Glancing around my room, I think maybe it’s best that I leave St. Ambrose. For one, Strots doesn’t know what town I’m from. She’s never asked. I’ve never told. If I go back home to take care of business, she may never hear about my death. And even if she does, I’ll be sure to wait long enough so that she’ll ascribe the bad outcome to someone or something else’s fault. For another, it will be a relief for her to not have to be the one who leaves this room. She can stay here by herself until somebody transfers in next semester or the school year comes to its natural conclusion.
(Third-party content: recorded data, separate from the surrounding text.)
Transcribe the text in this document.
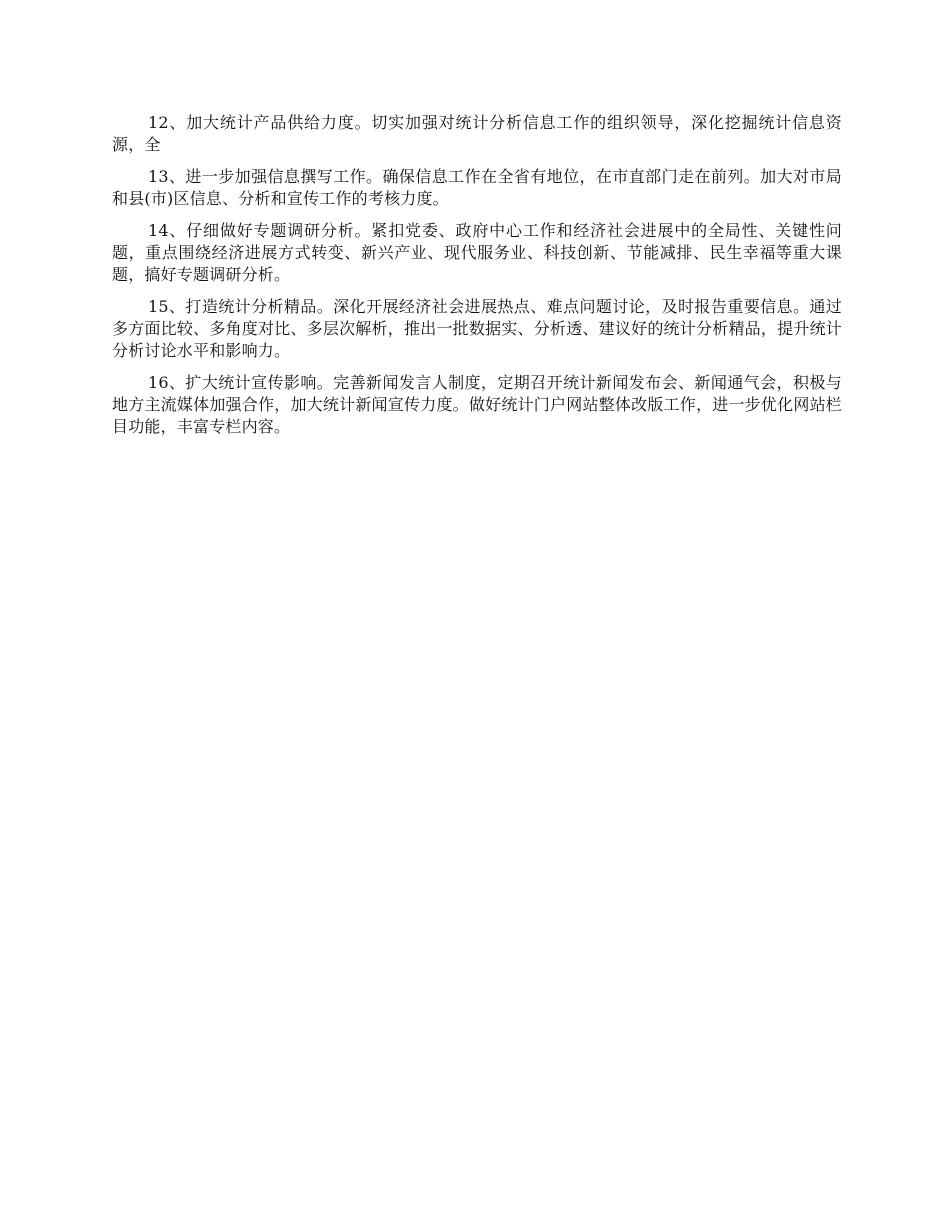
12、加大统计产品供给力度。切实加强对统计分析信息工作的组织领导，深化挖掘统计信息资源，全

13、进一步加强信息撰写工作。确保信息工作在全省有地位，在市直部门走在前列。加大对市局和县(市)区信息、分析和宣传工作的考核力度。

14、仔细做好专题调研分析。紧扣党委、政府中心工作和经济社会进展中的全局性、关键性问题，重点围绕经济进展方式转变、新兴产业、现代服务业、科技创新、节能减排、民生幸福等重大课题，搞好专题调研分析。

15、打造统计分析精品。深化开展经济社会进展热点、难点问题讨论，及时报告重要信息。通过多方面比较、多角度对比、多层次解析，推出一批数据实、分析透、建议好的统计分析精品，提升统计分析讨论水平和影响力。

16、扩大统计宣传影响。完善新闻发言人制度，定期召开统计新闻发布会、新闻通气会，积极与地方主流媒体加强合作，加大统计新闻宣传力度。做好统计门户网站整体改版工作，进一步优化网站栏目功能，丰富专栏内容。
Problem solved without my having to reveal anything. This is a good result for a lot of reasons. Dr. Warten says that inherent to bipolar with mania is both lack of self-awareness and impeded decision-making. He often maintains, at least to the parents of the kids he treats, that he must repeatedly convince the sick that they are, in fact, sick. I say I have too much awareness about myself. I say that in this moment, my disease is all I see, a shroud between me and everyone else, and it has been a lifetime since twenty-four hours ago, when I was down by the river watching those girls flick ashes into the current and feeling indignant at their lack of ecological awareness.
Sitting here in my dorm room, in a sunken pit of my madness, I long to get confused by the sight of our residential advisor standing with Greta in the trees. Or to become annoyed by my geometry teacher’s lunch of coleslaw and only coleslaw.
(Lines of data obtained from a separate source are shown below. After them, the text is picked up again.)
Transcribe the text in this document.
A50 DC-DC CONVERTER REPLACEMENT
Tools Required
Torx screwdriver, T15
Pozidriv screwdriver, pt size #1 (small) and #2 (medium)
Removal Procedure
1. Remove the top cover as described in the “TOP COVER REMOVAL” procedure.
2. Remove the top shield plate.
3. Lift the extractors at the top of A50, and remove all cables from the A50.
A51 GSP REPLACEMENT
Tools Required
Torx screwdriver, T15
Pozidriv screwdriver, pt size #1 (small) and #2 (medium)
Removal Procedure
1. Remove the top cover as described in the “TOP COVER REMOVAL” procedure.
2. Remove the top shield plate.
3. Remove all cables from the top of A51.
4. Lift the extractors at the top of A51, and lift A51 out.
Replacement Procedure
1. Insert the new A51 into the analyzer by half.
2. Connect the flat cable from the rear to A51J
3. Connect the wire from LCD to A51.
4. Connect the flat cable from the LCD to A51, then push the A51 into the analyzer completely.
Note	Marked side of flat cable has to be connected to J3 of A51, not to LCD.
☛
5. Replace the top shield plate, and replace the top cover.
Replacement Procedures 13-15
But there is nothing I can do. I am where I am. At least I have a new plan, and any minute, Strots will come through that door.
Any minute—
When I hear her knock, I sit up straighter and consider hiding the bottle of Coke, but I don’t think she’ll mind. I hope she doesn’t mind.
“Strots,” I say. “I’m here.”
The door opens and a dark head of luxurious hair leans in.
It’s not Strots.
Hot RA’s brilliant green eyes seek me out and his smile is tentative. “Hey. You got a minute to talk?”
I jump to my feet, even though he’s not a sergeant, and I haven’t been called to attention. “Strots isn’t here.”
“I’m not looking for her. I’m looking for you.”